May 3rd, 2008 at 12:27 pm
And this isn’t going to help the million-plus market –
The market above 1m had become restrictive in the last few months moving to a fully documented income, 720 minimum FICO playing field for most loan scenarios. Lending to the wealthy seemed stable. Then this weeks major crack in the 2m+ market which we specialize in, we knew another shoe had dropped in the credit meltdown. Granted 1-20m property finance is a niche within the 10 trillion dollar mortgage industry. But, the changes forecast major declines in luxury markets as this further decreases the available pool of buyers and will pressure prices.
Program loan to value limits were cut between 5-10% at most investors. We received dozens of calls from brokers, realtors, and loan officers across the country desperatly searching for 20-25% down financing for their purchases that now require 30-35% down or millions in reserves which most clients don’t have. Programs are available to put 20% down on property up to 6m but they require 1-3m plus in liquid assets beyond the down payment. It will take a few weeks for this meltdown to be seen in asking prices as housing markets move VERY slowly. Not like your gas station that changes prices every afternoon right before you pull up to fill the tank on the weekend.
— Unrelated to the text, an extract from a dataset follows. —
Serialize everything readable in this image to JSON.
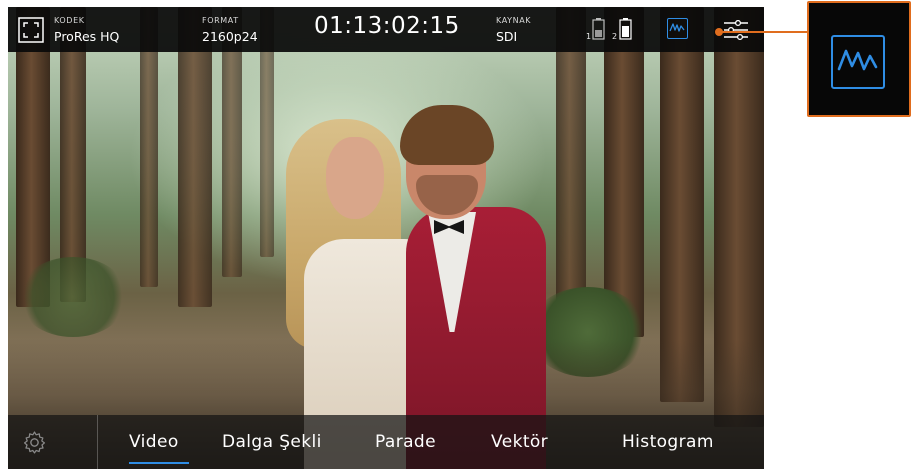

From http://thegreatloanblog.blogspot.com/
May 3rd, 2008 at 3:00 pm
Lionel,
You’re being over dramatic. In the ultra high end, the buyer wouldn’t come to see you in the first place, because there is no loan at all.
May 3rd, 2008 at 4:03 pm
They’re talking about properties starting at just above 1m. I thought that was the median in the RBA.
May 3rd, 2008 at 8:33 pm
I’ve looked through the Case-Schiller documentation and can’t find a clear definition of the city markets they are tracking. I got the impression they were metro markets, not city only. If $756K is the upper third, it can’t be just SF anyway, the median for SF sales is above that. Clearly it includes Alameda and Contra Costa counties, the question is what else is included, such as Santa Clara (and Milpitas).
On many of the Southern California real estate blogs I follow, this is the index that’s respected (for LA, of course).
May 3rd, 2008 at 8:52 pm
burbed I was hoping you’d put that data in excel and create a chart. I made one but couldn’t cut n paste to send it to you.
Also here’s my new and improved RBA map, for those of you not following the older threads.
May 3rd, 2008 at 9:26 pm
Case-Shiller housing index for San Francisco refers to SF metro area, including Marin County, San Mateo county and Oakland. Housing price in SF city did not drop that much. I have a graph for C-S SF index, I will email burbed that. Hope he could post it on the web.